С усилием отвожу своё лицо подальше от его губ и тихим срывающимся голосом прошу:

— Отпусти меня.

— Не-а. И не подумаю.

— Яр, это не смешно! — уже начинаю закипать, но по-прежнему смотрю в сторону, избегая его взгляда.

— А я и не смеюсь, — отзывается Мереминский, но я всё равно отчётливо слышу в его голосе нотки веселья. — Как я могу тебя отпустить, если ты на ногах еле держишься? Ты сегодня вообще что-нибудь ела?

— Я просто запнулась! И вообще, с каких это пор тебя интересует мой рацион?!
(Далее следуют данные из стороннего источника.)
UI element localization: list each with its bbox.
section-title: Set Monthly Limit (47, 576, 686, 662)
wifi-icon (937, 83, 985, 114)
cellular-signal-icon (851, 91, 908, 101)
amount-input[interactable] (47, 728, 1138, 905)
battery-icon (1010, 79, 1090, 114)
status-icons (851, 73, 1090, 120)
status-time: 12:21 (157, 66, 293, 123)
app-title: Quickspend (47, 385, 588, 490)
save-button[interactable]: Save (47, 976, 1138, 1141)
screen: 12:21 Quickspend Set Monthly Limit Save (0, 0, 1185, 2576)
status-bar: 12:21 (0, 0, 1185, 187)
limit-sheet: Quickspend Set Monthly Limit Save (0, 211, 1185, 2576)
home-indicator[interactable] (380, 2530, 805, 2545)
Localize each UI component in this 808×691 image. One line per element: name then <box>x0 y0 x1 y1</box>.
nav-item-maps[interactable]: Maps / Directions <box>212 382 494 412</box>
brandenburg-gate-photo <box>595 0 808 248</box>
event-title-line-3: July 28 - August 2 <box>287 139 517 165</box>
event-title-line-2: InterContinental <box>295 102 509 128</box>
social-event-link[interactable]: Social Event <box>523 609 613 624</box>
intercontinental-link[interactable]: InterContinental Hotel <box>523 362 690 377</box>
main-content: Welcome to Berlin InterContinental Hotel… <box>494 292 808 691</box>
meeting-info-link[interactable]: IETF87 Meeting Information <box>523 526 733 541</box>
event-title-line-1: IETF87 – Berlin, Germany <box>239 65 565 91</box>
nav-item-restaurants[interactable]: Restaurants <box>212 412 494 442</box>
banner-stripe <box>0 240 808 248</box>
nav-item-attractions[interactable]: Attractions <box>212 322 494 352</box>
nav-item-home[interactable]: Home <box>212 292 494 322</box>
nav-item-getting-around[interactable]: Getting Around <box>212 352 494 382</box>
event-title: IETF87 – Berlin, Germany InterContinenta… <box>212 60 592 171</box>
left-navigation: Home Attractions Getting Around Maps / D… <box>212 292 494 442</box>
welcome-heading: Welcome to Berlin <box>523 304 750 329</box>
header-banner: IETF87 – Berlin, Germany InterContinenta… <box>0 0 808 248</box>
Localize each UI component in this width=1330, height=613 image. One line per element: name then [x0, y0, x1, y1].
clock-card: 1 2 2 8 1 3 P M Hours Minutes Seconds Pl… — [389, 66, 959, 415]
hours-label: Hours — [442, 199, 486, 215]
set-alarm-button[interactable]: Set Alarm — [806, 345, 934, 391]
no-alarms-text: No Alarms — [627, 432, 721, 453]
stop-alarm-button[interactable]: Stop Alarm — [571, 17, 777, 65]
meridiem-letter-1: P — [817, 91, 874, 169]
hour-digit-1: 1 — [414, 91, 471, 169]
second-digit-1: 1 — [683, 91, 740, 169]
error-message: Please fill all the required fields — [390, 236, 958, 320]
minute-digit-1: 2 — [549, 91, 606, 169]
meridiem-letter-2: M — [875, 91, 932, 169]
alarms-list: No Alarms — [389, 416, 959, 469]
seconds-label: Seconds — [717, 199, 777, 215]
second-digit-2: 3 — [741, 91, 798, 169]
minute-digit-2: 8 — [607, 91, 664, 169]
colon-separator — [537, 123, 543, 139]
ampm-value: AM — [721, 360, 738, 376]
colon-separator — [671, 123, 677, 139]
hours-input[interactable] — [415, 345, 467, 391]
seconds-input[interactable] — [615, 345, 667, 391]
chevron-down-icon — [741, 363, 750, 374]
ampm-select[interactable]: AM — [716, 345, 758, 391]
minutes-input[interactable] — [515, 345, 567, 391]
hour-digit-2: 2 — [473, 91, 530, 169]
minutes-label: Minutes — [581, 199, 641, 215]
— С тех самых, когда мы перестали ходить вместе обедать, — неожиданно серьёзно отвечает Ярик. — Я теперь вообще не знаю, успеваешь ты что-то поесть со своей работой… Марин, дай тебе волю, ты можешь сутками не вставать из-за стола, пока свой план пятилетки не выполнишь. Или план по захвату мира, ну или над чем ты там обычно корпишь до самого вечера…

Это что ещё за внезапный приступ заботы? Нет, Мереминский и раньше отчитывал меня, когда я забывала обедать. Но точно делал это в менее интимной обстановке: без сомкнутых рук на моей талии и тёплых горячих губ, которые слегка касались сейчас моего виска.

Да что не так с сегодняшним днём?! Почему всё… по-другому! Точно мы резко переместились в параллельную реальность, в которой действовали иные правила и законы. И Ярик то и дело переступал границы нашей дружбы…

Так до конца, не придя в себя от удивления, медленно поворачиваюсь к Мереминскому, и тут же тону в его синем искрящемся омуте. Нет, нужно на законодательном уровне запретить мужикам иметь такие красивые глаза! Потому что невозможно сформулировать в голове ни одной более или менее связной мысли, когда на тебя так ласково смотрят!

— И кстати — пора бы пойти поесть.

— На обед ты в таком же положении планируешь идти? — выгибаю бровь, намекая на две наглые ладони, которые никак не желали покинуть пределы моей талии. — Или, может, на руках меня потащишь, чтобы я не свалилась по дороге в голодный обморок?

Боже, Марин, заткнись и не подкидывай ему гениальных идей! Вы с ним и так уже второй день являетесь главными поставщиками сплетен в офисе!

— Кстати, отличная идея! Так ты точно нигде не свалишься!

— Мереминский, тебе знакомо слово «сарказм»? — пытаюсь вырваться я из его рук.

— Нет, но мне знакомо слово «обед», — язвит Ярик, резко привлекая меня к себе. Снова так близко, что мы едва не касаемся губами.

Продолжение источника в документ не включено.